А на грядку с мухоморами слетелись птицы.
На сей раз большая группа нищих под руководством старца перекочевала с шоссейной дороги на обычную, лесную. По её обочинам – деревья, кусты, высокие травы.
Колонну, как обычно, возглавляли старец и Сима. Но впереди них гордо шествовал знаменосец, бородатый, грязный в рваной одежде и босой человек неопределённого возраста, с котомкой через плечо. На полотнище знамени, которое он держит в руках, белыми буквами написано: «Слава компрадорам и олигархам параллельной России!».
Но над толпой нищих людей, больных, голодных и грязных, реяло большое количество флагов, транспаранты. Конечно же, граждане с костылями, ничего не держали в руках, даже обычных барабанов. Понятно, что они пользовались некоторыми привилегиями.
В доме сельских врачей Мурашовых была обычная, можно сказать, скромная обстановка. Русская печь. Шкаф для посуды, холодильник, стол, несколько кресел, стульев и табуреток, две скамейки. На одной из них стоял эмалированный бачок с водой. На его крышке лежал ковш.
На окне с синими шторками, на подоконнике – пара горшков с комнатными цветами.
За столом сидели Мурашов и Алевтина, пили чай с вареньем. Электрический самовар, фарфоровые чашки, ложечки, фаза с конфетами и печеньем.
На Мурашове – серые брезентовые брюки и такая же куртка, «энцефалитка». Он встал из-за стола, обнял Алевтину, и направился к двери. У порога уже стояли короткие резиновые сапоги. На скамейке – большая корзина, в которой пакет с продуктами и бутылка. Здесь же – матерчатая белая кепка.
– Ты куда-то собрался, Филя? – поинтересовалась Алевтина. – Или мне это померещилось?
– Да, Аля, собрался, – ответил он. – Ты же прекрасно знаешь, куда. Пока ещё утро, мне надо быстренько сбегать за грибами. У меня лицензия на сбор грибов давно приобретена и действительна до конца декабря.

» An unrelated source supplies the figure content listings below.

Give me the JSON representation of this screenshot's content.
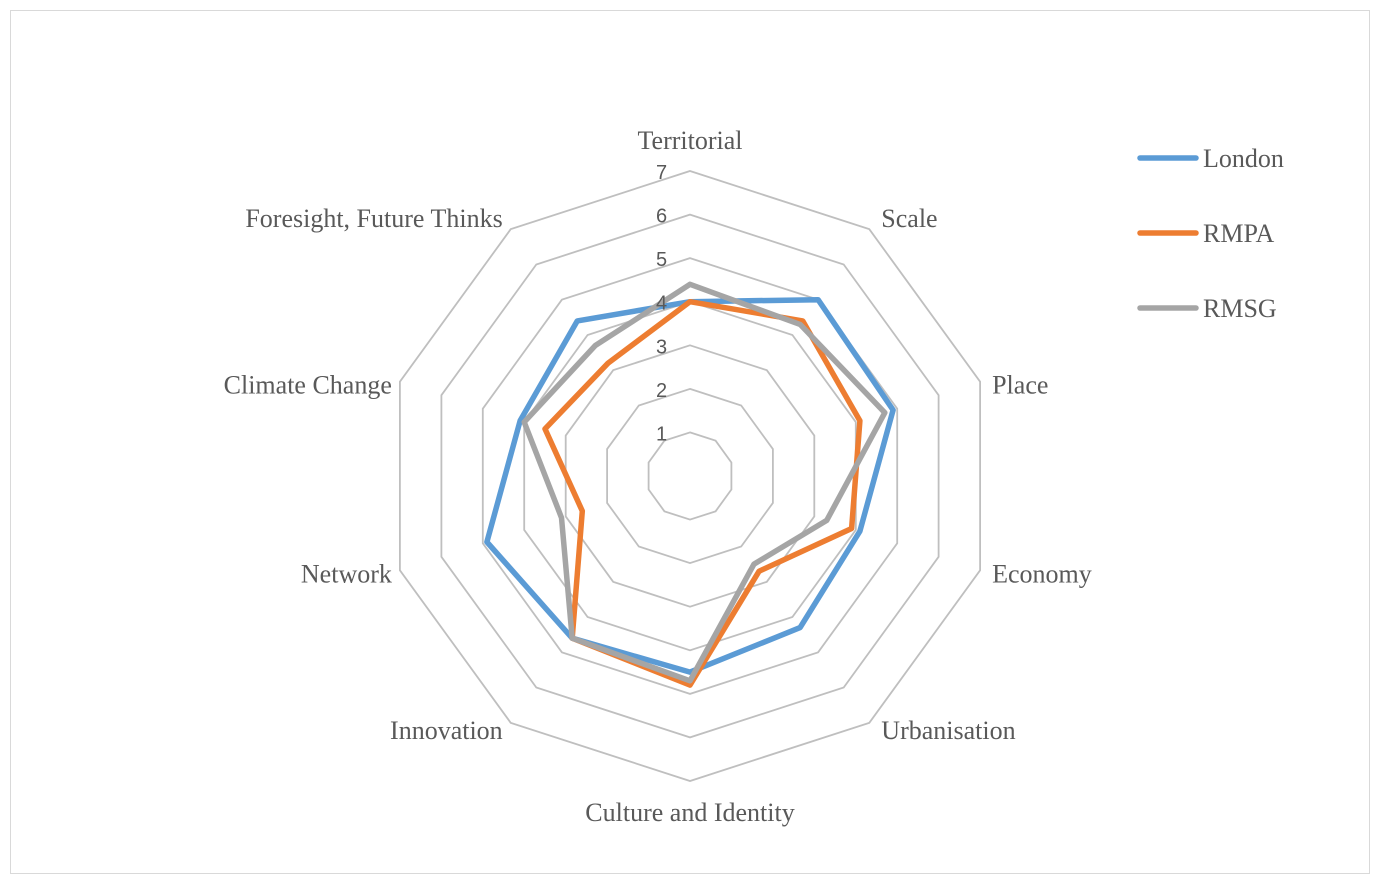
{
  "chart_data": {
    "type": "radar",
    "categories": [
      "Territorial",
      "Scale",
      "Place",
      "Economy",
      "Urbanisation",
      "Culture and Identity",
      "Innovation",
      "Network",
      "Climate Change",
      "Foresight, Future Thinks"
    ],
    "series": [
      {
        "name": "London",
        "color": "#5b9bd5",
        "values": [
          4.0,
          5.0,
          4.9,
          4.1,
          4.3,
          4.5,
          4.6,
          4.9,
          4.1,
          4.4
        ]
      },
      {
        "name": "RMPA",
        "color": "#ed7d31",
        "values": [
          4.0,
          4.4,
          4.1,
          3.9,
          2.7,
          4.8,
          4.6,
          2.6,
          3.5,
          3.2
        ]
      },
      {
        "name": "RMSG",
        "color": "#a5a5a5",
        "values": [
          4.4,
          4.3,
          4.7,
          3.3,
          2.5,
          4.7,
          4.6,
          3.1,
          4.0,
          3.7
        ]
      }
    ],
    "r_axis": {
      "min": 0,
      "max": 7,
      "ticks": [
        1,
        2,
        3,
        4,
        5,
        6,
        7
      ]
    },
    "legend_position": "top-right",
    "grid": true
  }
}
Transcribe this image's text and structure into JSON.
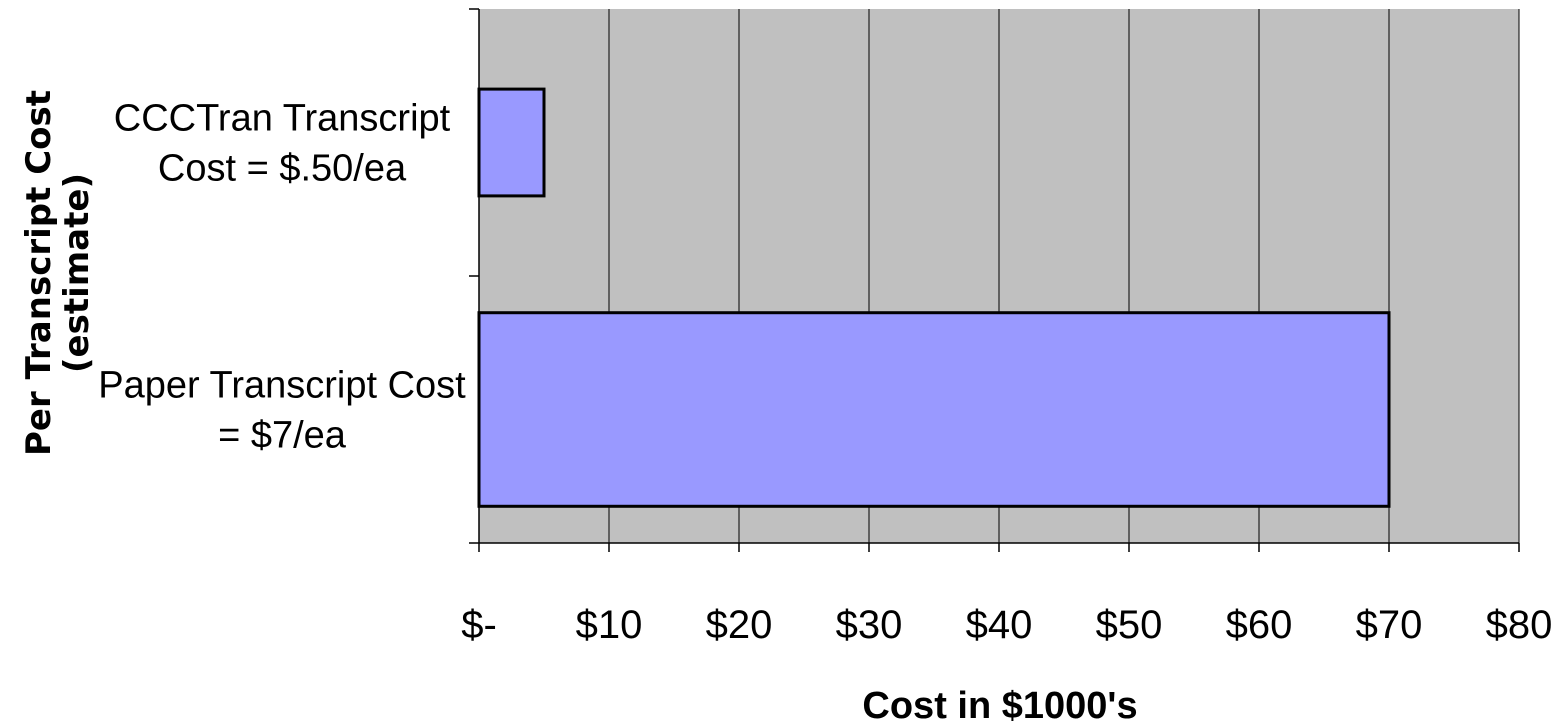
{
  "chart_data": {
    "type": "bar",
    "orientation": "horizontal",
    "categories": [
      [
        "CCCTran Transcript",
        "Cost = $.50/ea"
      ],
      [
        "Paper Transcript Cost",
        "= $7/ea"
      ]
    ],
    "values": [
      5,
      70
    ],
    "xlabel": "Cost in $1000's",
    "ylabel": [
      "Per Transcript Cost",
      "(estimate)"
    ],
    "xlim": [
      0,
      80
    ],
    "xticks": [
      0,
      10,
      20,
      30,
      40,
      50,
      60,
      70,
      80
    ],
    "xtick_labels": [
      "$-",
      "$10",
      "$20",
      "$30",
      "$40",
      "$50",
      "$60",
      "$70",
      "$80"
    ],
    "grid": true,
    "colors": {
      "plot_background": "#c0c0c0",
      "bar_fill": "#9999ff",
      "bar_stroke": "#000000",
      "gridline": "#000000"
    }
  }
}
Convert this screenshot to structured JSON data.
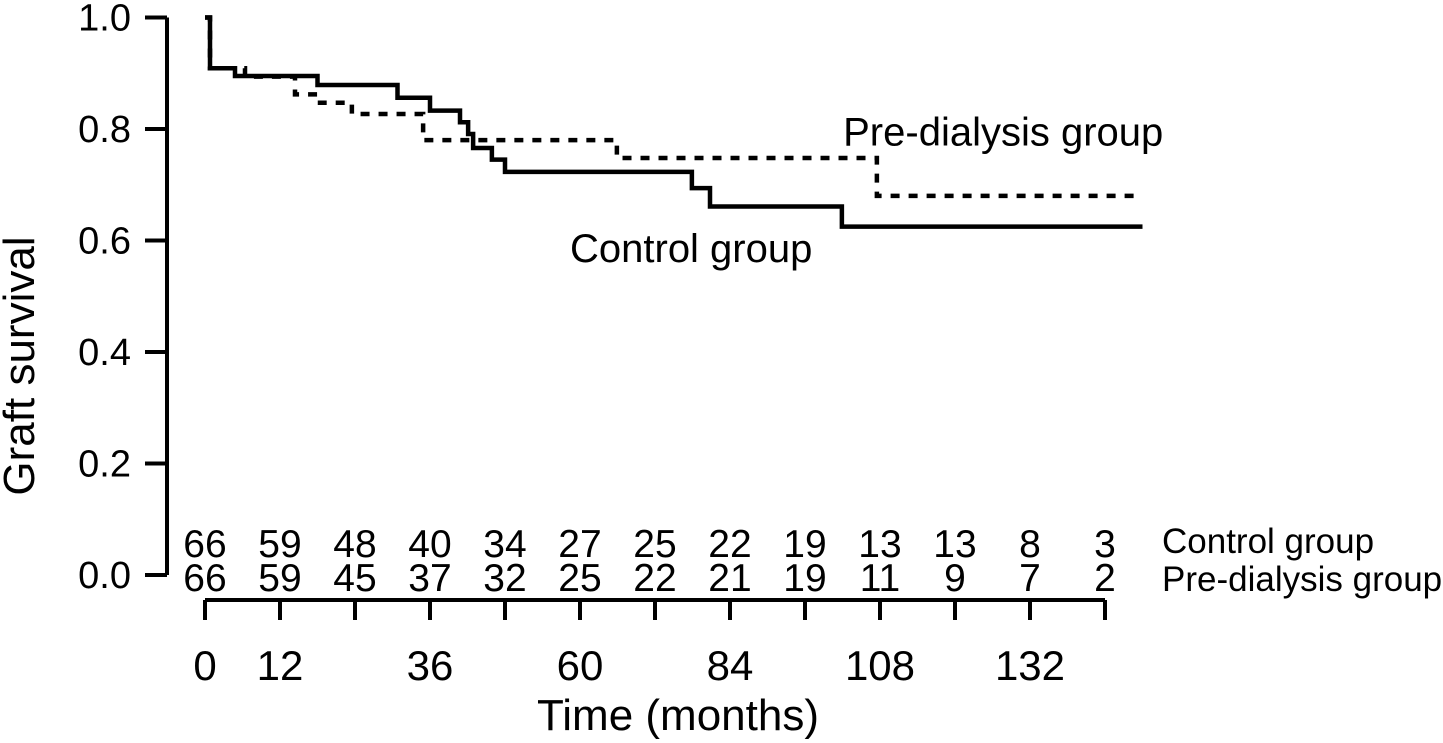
{
  "figure": {
    "background_color": "#ffffff",
    "ink_color": "#000000"
  },
  "chart_data": {
    "type": "line",
    "subtype": "kaplan-meier-step",
    "title": "",
    "xlabel": "Time (months)",
    "ylabel": "Graft survival",
    "xlim": [
      0,
      150
    ],
    "ylim": [
      0.0,
      1.0
    ],
    "grid": false,
    "legend_position": "inline-annotations",
    "x_ticks": [
      0,
      12,
      24,
      36,
      48,
      60,
      72,
      84,
      96,
      108,
      120,
      132,
      144
    ],
    "x_tick_labels": [
      "0",
      "12",
      "",
      "36",
      "",
      "60",
      "",
      "84",
      "",
      "108",
      "",
      "132",
      ""
    ],
    "y_ticks": [
      0.0,
      0.2,
      0.4,
      0.6,
      0.8,
      1.0
    ],
    "y_tick_labels": [
      "0.0",
      "0.2",
      "0.4",
      "0.6",
      "0.8",
      "1.0"
    ],
    "series": [
      {
        "name": "Control group",
        "line_style": "solid",
        "color": "#000000",
        "points": [
          [
            0,
            1.0
          ],
          [
            0.8,
            0.909
          ],
          [
            4.8,
            0.895
          ],
          [
            18,
            0.879
          ],
          [
            30.8,
            0.856
          ],
          [
            36,
            0.833
          ],
          [
            40.8,
            0.812
          ],
          [
            42.1,
            0.791
          ],
          [
            42.9,
            0.766
          ],
          [
            45.9,
            0.745
          ],
          [
            48,
            0.723
          ],
          [
            77.9,
            0.694
          ],
          [
            80.8,
            0.661
          ],
          [
            101.9,
            0.625
          ]
        ],
        "end_month": 150
      },
      {
        "name": "Pre-dialysis group",
        "line_style": "dashed",
        "color": "#000000",
        "points": [
          [
            0,
            1.0
          ],
          [
            0.8,
            0.909
          ],
          [
            6.4,
            0.894
          ],
          [
            14.4,
            0.862
          ],
          [
            18.4,
            0.847
          ],
          [
            23.5,
            0.827
          ],
          [
            34.9,
            0.78
          ],
          [
            65.9,
            0.748
          ],
          [
            107.5,
            0.68
          ]
        ],
        "end_month": 149.5
      }
    ],
    "annotations": [
      {
        "text": "Pre-dialysis group",
        "month": 102.1,
        "value": 0.77,
        "anchor": "start"
      },
      {
        "text": "Control group",
        "month": 58.4,
        "value": 0.561,
        "anchor": "start"
      }
    ],
    "risk_table": {
      "times": [
        0,
        12,
        24,
        36,
        48,
        60,
        72,
        84,
        96,
        108,
        120,
        132,
        144
      ],
      "rows": [
        {
          "label": "Control group",
          "counts": [
            66,
            59,
            48,
            40,
            34,
            27,
            25,
            22,
            19,
            13,
            13,
            8,
            3
          ]
        },
        {
          "label": "Pre-dialysis group",
          "counts": [
            66,
            59,
            45,
            37,
            32,
            25,
            22,
            21,
            19,
            11,
            9,
            7,
            2
          ]
        }
      ]
    }
  }
}
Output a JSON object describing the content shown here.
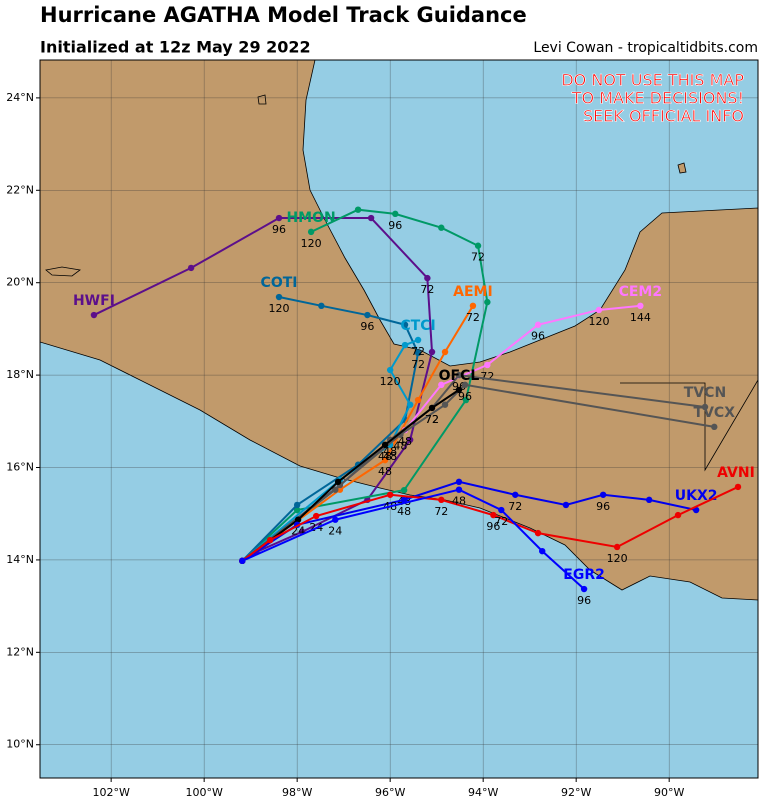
{
  "chart_data": {
    "type": "track_map",
    "title": "Hurricane AGATHA Model Track Guidance",
    "subtitle": "Initialized at 12z May 29 2022",
    "credit": "Levi Cowan - tropicaltidbits.com",
    "warning": [
      "DO NOT USE THIS MAP",
      "TO MAKE DECISIONS!",
      "SEEK OFFICIAL INFO"
    ],
    "xlim": [
      -103.53,
      -88.09
    ],
    "ylim": [
      9.28,
      24.82
    ],
    "xticks": [
      {
        "value": -102,
        "label": "102°W"
      },
      {
        "value": -100,
        "label": "100°W"
      },
      {
        "value": -98,
        "label": "98°W"
      },
      {
        "value": -96,
        "label": "96°W"
      },
      {
        "value": -94,
        "label": "94°W"
      },
      {
        "value": -92,
        "label": "92°W"
      },
      {
        "value": -90,
        "label": "90°W"
      }
    ],
    "yticks": [
      {
        "value": 10,
        "label": "10°N"
      },
      {
        "value": 12,
        "label": "12°N"
      },
      {
        "value": 14,
        "label": "14°N"
      },
      {
        "value": 16,
        "label": "16°N"
      },
      {
        "value": 18,
        "label": "18°N"
      },
      {
        "value": 20,
        "label": "20°N"
      },
      {
        "value": 22,
        "label": "22°N"
      },
      {
        "value": 24,
        "label": "24°N"
      }
    ],
    "grid": true,
    "series": [
      {
        "name": "HWFI",
        "color": "#5c0f8b",
        "lon": [
          -99.18,
          -98.88,
          -97.89,
          -96.49,
          -95.57,
          -95.1,
          -95.2,
          -96.41,
          -98.39,
          -100.28,
          -102.37
        ],
        "lat": [
          13.98,
          14.17,
          14.61,
          15.3,
          16.6,
          18.5,
          20.1,
          21.4,
          21.4,
          20.32,
          19.3
        ],
        "hours": [
          null,
          null,
          null,
          null,
          null,
          null,
          72,
          null,
          96,
          null,
          null
        ]
      },
      {
        "name": "HMON",
        "color": "#009966",
        "lon": [
          -99.18,
          -98.0,
          -95.7,
          -94.37,
          -93.91,
          -94.11,
          -94.9,
          -95.89,
          -96.69,
          -97.7
        ],
        "lat": [
          13.98,
          15.08,
          15.51,
          17.46,
          19.58,
          20.8,
          21.19,
          21.49,
          21.58,
          21.1
        ],
        "hours": [
          null,
          null,
          48,
          null,
          null,
          72,
          null,
          96,
          null,
          120
        ]
      },
      {
        "name": "COTI",
        "color": "#006699",
        "lon": [
          -99.18,
          -98.0,
          -96.69,
          -95.68,
          -95.4,
          -95.68,
          -96.49,
          -97.48,
          -98.39
        ],
        "lat": [
          13.98,
          15.19,
          16.06,
          17.03,
          18.48,
          19.09,
          19.3,
          19.5,
          19.69
        ],
        "hours": [
          null,
          null,
          null,
          null,
          72,
          null,
          96,
          null,
          120
        ]
      },
      {
        "name": "AEMI",
        "color": "#ff6600",
        "lon": [
          -99.18,
          -97.08,
          -96.11,
          -95.4,
          -94.82,
          -94.22
        ],
        "lat": [
          13.98,
          15.52,
          16.16,
          17.46,
          18.5,
          19.5
        ],
        "hours": [
          null,
          null,
          48,
          null,
          null,
          72
        ]
      },
      {
        "name": "CEM2",
        "color": "#ff77ff",
        "lon": [
          -99.18,
          -97.08,
          -95.68,
          -94.9,
          -93.91,
          -92.82,
          -91.51,
          -90.62
        ],
        "lat": [
          13.98,
          15.62,
          16.81,
          17.79,
          18.22,
          19.09,
          19.41,
          19.5
        ],
        "hours": [
          null,
          null,
          48,
          null,
          72,
          96,
          120,
          144
        ]
      },
      {
        "name": "CTCI",
        "color": "#0099cc",
        "lon": [
          -99.18,
          -97.08,
          -96.0,
          -95.57,
          -96.0,
          -95.68,
          -95.4
        ],
        "lat": [
          13.98,
          15.73,
          16.49,
          17.36,
          18.11,
          18.65,
          18.76
        ],
        "hours": [
          null,
          null,
          48,
          null,
          120,
          null,
          72
        ]
      },
      {
        "name": "TVCN",
        "color": "#555555",
        "lon": [
          -99.18,
          -97.18,
          -96.0,
          -95.1,
          -94.52,
          -89.23
        ],
        "lat": [
          13.98,
          15.52,
          16.6,
          17.29,
          18.0,
          17.31
        ],
        "hours": [
          null,
          null,
          48,
          72,
          96,
          null
        ]
      },
      {
        "name": "TVCX",
        "color": "#555555",
        "lon": [
          -99.18,
          -97.08,
          -95.78,
          -94.82,
          -94.39,
          -89.03
        ],
        "lat": [
          13.98,
          15.62,
          16.71,
          17.36,
          17.79,
          16.88
        ],
        "hours": [
          null,
          null,
          48,
          null,
          96,
          null
        ]
      },
      {
        "name": "OFCL",
        "color": "#000000",
        "lon": [
          -99.18,
          -97.98,
          -97.12,
          -96.11,
          -95.1,
          -94.52
        ],
        "lat": [
          13.98,
          14.87,
          15.69,
          16.49,
          17.29,
          17.68
        ],
        "hours": [
          null,
          24,
          null,
          48,
          72,
          null
        ]
      },
      {
        "name": "UKX2",
        "color": "#0000ee",
        "lon": [
          -99.18,
          -98.0,
          -95.7,
          -94.52,
          -93.31,
          -92.22,
          -91.42,
          -90.43,
          -89.42
        ],
        "lat": [
          13.98,
          14.76,
          15.3,
          15.69,
          15.41,
          15.19,
          15.41,
          15.3,
          15.08
        ],
        "hours": [
          null,
          null,
          48,
          null,
          72,
          null,
          96,
          null,
          null
        ]
      },
      {
        "name": "AVNI",
        "color": "#ee0000",
        "lon": [
          -99.18,
          -98.58,
          -97.59,
          -96.0,
          -94.9,
          -93.78,
          -92.82,
          -91.12,
          -89.81,
          -88.52
        ],
        "lat": [
          13.98,
          14.43,
          14.95,
          15.41,
          15.3,
          14.97,
          14.58,
          14.28,
          14.97,
          15.58
        ],
        "hours": [
          null,
          null,
          24,
          48,
          72,
          96,
          null,
          120,
          null,
          null
        ]
      },
      {
        "name": "EGR2",
        "color": "#0000ff",
        "lon": [
          -99.18,
          -97.18,
          -94.52,
          -93.61,
          -92.73,
          -91.83
        ],
        "lat": [
          13.98,
          14.87,
          15.52,
          15.08,
          14.19,
          13.37
        ],
        "hours": [
          null,
          24,
          48,
          72,
          null,
          96
        ]
      }
    ]
  }
}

– Надеюсь, что зимой ты не будешь ходить по грибы?
– Твое предположение верное. Не буду.
– Ты же вчера вечером ходил в лес.
– А что толку? – Мурашов присел на лавку.– Ты только что на моих глазах выбросила в вёдра из-под мусора все мои грибы. Я лично вывалил их на грядку. Я делал это с грустью и болью в сердце.